Abschiebungen gestoppt

■ Bundesregierung erläßt vorläufigen Abschiebestopp für Kurden bis 20.1.1995

Bonn (dpa) – In Deutschland lebende Kurden sollen vorerst bis zum 20. Januar nicht mehr in die Türkei abgeschoben werden. Die Bundesregierung, so sagte Regierungssprecher Dieter Vogel gestern, habe Verständnis dafür, wenn die Ausländerbehörden kurdische Flüchtlinge vorerst nicht mehr abschöben. Bonn reagierte damit auf wachsende Proteste gegen Abschiebungen nach den drakonischen Urteilen gegen kurdische Abgeordnete des türkischen Parlaments in der vergangenen Woche. Die Regierung werde die Urteile überprüfen und bei den für den 19. Dezember angesetzten Gesprächen der EU mit der Türkei über die Zollunion die durch sie entstandene Lage erörtern.
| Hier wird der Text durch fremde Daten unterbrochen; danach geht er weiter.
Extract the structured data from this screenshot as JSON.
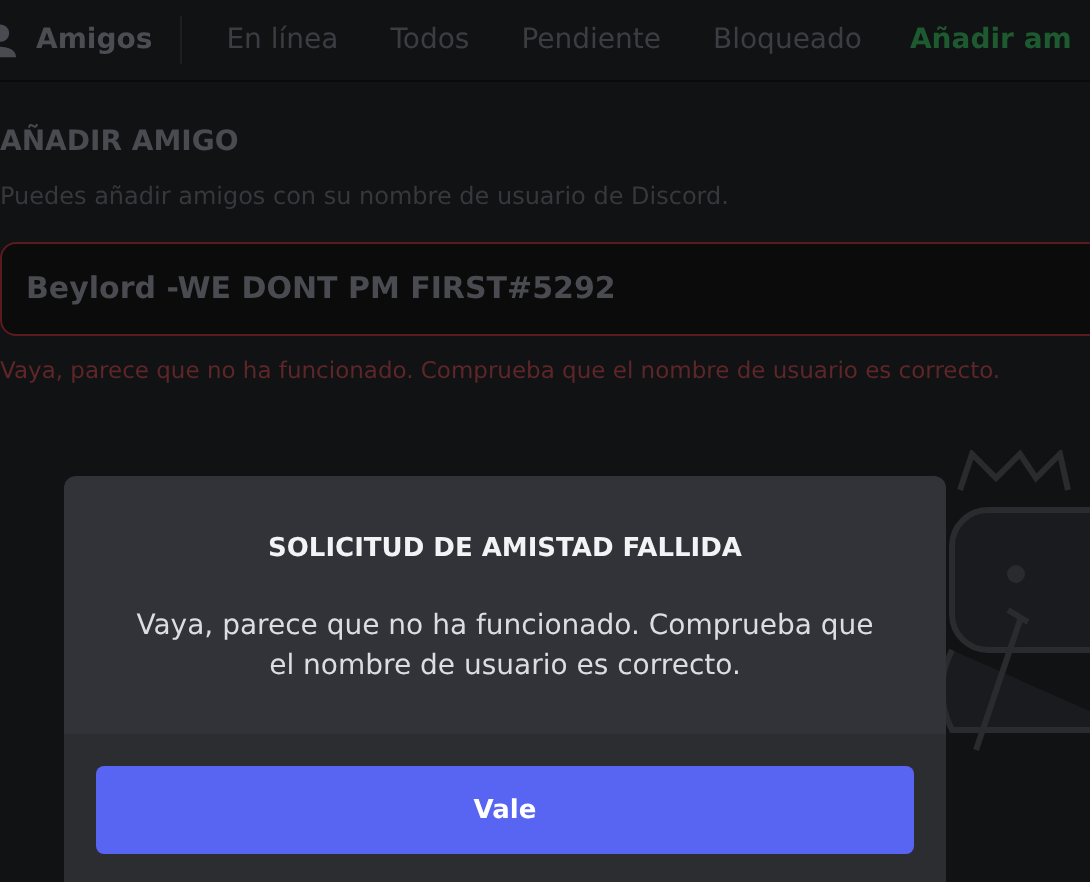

Zu diesem Zweck stimme Innenminister Manfred Kanther (CDU) einem Aufschub der Abschiebungen bis zum 20.1. zu. Noch letzte Woche hatte Kanther Forderungen nach einem weiteren Abschiebestopp für Kurden abgelehnt.

Die bündnisgrüne Abgeordnete Angelika Beer sprach nach der Rückkehr von einer Reise in die kurdische Region Dersim/Tunceli von einer „Strategie der Völkervernichtung“ der Türken gegen die Kurden. Ihre Delegation habe zahlreiche Hinweise auf Unterdrückung und Vertreibung erhalten. Die Grünen forderten daher ein Wirtschafts- und Waffenembargo gegen die Türkei.

Anfang 1995 will Schleswig- Holstein eine Abschiebestopp-Initiative zur Änderung des Ausländergesetzes im Bundesrat einbringen. Die Länder können derzeit einen Abschiebestopp längstens sechs Monate anordnen. Mit der Initiative soll Kanther gezwungen werden, längere Abschiebestopps zu genehmigen, wenn der Bundesrat dies mit zwei Dritteln seiner Stimmen verlangt.